The California legislature last week approved a series of bills designed to address water issues facing the state, including an $11.4-billion bond that will leverage another $30 billion if passed by voters next November.
The $40-billion plan targets the San Joaquin-Sacramento Delta and its system of levees. It includes the creation of a new seven-member oversight body, the Delta Stewardship Council, to develop a comprehensive delta management plan by Jan. 1, 2012; the establishing of a groundwater monitoring program; reporting requirements for water diversions and imposition of civil liabilities and penalties for false statements; and a requirement for the state to achieve a 20% reduction in urban per-capita water use by Dec. 31, 2020.
The urban-use requirement also includes a 10% reduction by Dec. 31, 2015. Urban water retail suppliers are required to develop a target by July 1, 2011.
For agricultural water, the legislation requires suppliers to implement “efficient water management practices” by July 31, 2012, and prepare a water-management plan by Dec. 31, 2012.

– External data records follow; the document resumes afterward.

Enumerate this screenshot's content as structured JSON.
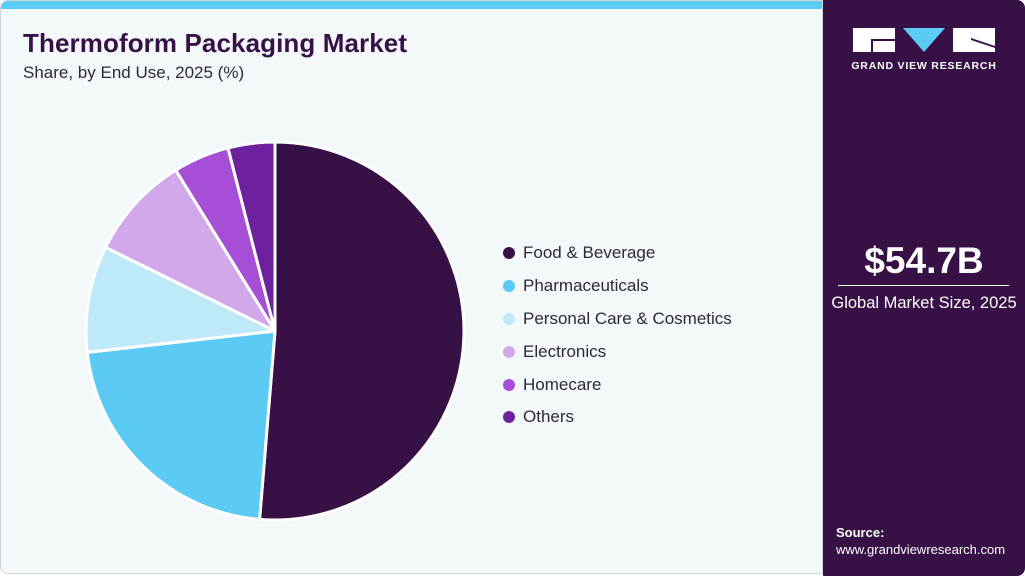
{
  "header": {
    "title": "Thermoform Packaging Market",
    "subtitle": "Share, by End Use, 2025 (%)"
  },
  "sidebar": {
    "logo_text": "GRAND VIEW RESEARCH",
    "market_value": "$54.7B",
    "market_label": "Global Market Size, 2025",
    "source_label": "Source:",
    "source_url": "www.grandviewresearch.com"
  },
  "colors": {
    "brand_dark": "#371146",
    "accent_blue": "#5bcaf5",
    "background": "#f3f8fb"
  },
  "legend": [
    {
      "label": "Food & Beverage",
      "color": "#371146"
    },
    {
      "label": "Pharmaceuticals",
      "color": "#5bcaf5"
    },
    {
      "label": "Personal Care & Cosmetics",
      "color": "#bde9f9"
    },
    {
      "label": "Electronics",
      "color": "#d3a8ea"
    },
    {
      "label": "Homecare",
      "color": "#a64fd6"
    },
    {
      "label": "Others",
      "color": "#6e219e"
    }
  ],
  "chart_data": {
    "type": "pie",
    "title": "Thermoform Packaging Market",
    "subtitle": "Share, by End Use, 2025 (%)",
    "categories": [
      "Food & Beverage",
      "Pharmaceuticals",
      "Personal Care & Cosmetics",
      "Electronics",
      "Homecare",
      "Others"
    ],
    "values": [
      51.3,
      21.9,
      9.1,
      8.9,
      4.8,
      4.0
    ],
    "colors": [
      "#371146",
      "#5bcaf5",
      "#bde9f9",
      "#d3a8ea",
      "#a64fd6",
      "#6e219e"
    ],
    "start_angle": "12 o'clock, clockwise",
    "legend_position": "right",
    "data_labels": false
  }
}
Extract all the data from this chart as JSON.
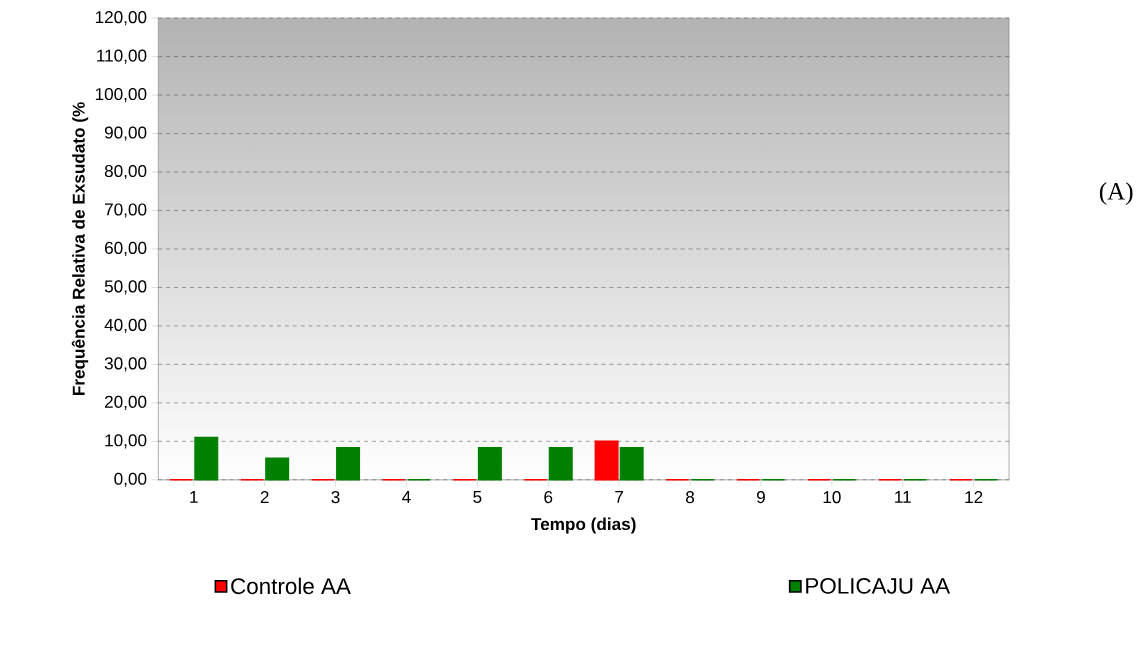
{
  "chart_data": {
    "type": "bar",
    "xlabel": "Tempo (dias)",
    "ylabel": "Frequência Relativa de Exsudato (%",
    "categories": [
      "1",
      "2",
      "3",
      "4",
      "5",
      "6",
      "7",
      "8",
      "9",
      "10",
      "11",
      "12"
    ],
    "series": [
      {
        "name": "Controle  AA",
        "color": "#ff0000",
        "values": [
          0,
          0,
          0,
          0,
          0,
          0,
          10,
          0,
          0,
          0,
          0,
          0
        ]
      },
      {
        "name": "POLICAJU AA",
        "color": "#008000",
        "values": [
          11,
          5.6,
          8.3,
          0,
          8.3,
          8.3,
          8.3,
          0,
          0,
          0,
          0,
          0
        ]
      }
    ],
    "ylim": [
      0,
      120
    ],
    "yticks": [
      {
        "value": 0,
        "label": "0,00"
      },
      {
        "value": 10,
        "label": "10,00"
      },
      {
        "value": 20,
        "label": "20,00"
      },
      {
        "value": 30,
        "label": "30,00"
      },
      {
        "value": 40,
        "label": "40,00"
      },
      {
        "value": 50,
        "label": "50,00"
      },
      {
        "value": 60,
        "label": "60,00"
      },
      {
        "value": 70,
        "label": "70,00"
      },
      {
        "value": 80,
        "label": "80,00"
      },
      {
        "value": 90,
        "label": "90,00"
      },
      {
        "value": 100,
        "label": "100,00"
      },
      {
        "value": 110,
        "label": "110,00"
      },
      {
        "value": 120,
        "label": "120,00"
      }
    ],
    "grid": "y",
    "legend": "bottom",
    "annotations": [
      "(A)"
    ]
  }
}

The legislation also appropriates $546 million from the 2009 Budget Act for integrated regional water management grants to help reduce dependence on the delta for water supply. It also provides funding for flood-control projects in the delta, stormwater flood-management projects and Wildlife Conservation Board grants for delta conservation plans.
The bond money will address water supply and drought relief projects including a peripheral canal to Southern California and water-storage projects.
Gov. Arnold Schwarzenegger (R) says the “linchpin” to the plan is bond approval and securing federal funds. “What we get for that is below-ground and above-ground water storage, and also the canal and fixing the delta ecosystem.”
Los Angeles Mayor Antonio Villaraigosa says the package will help the city reduce reliance on imported water by dedicating billions of dollars for groundwater cleanup, recycled water and conservation. California had been the only western state not to monitor or regulate groundwater supplies.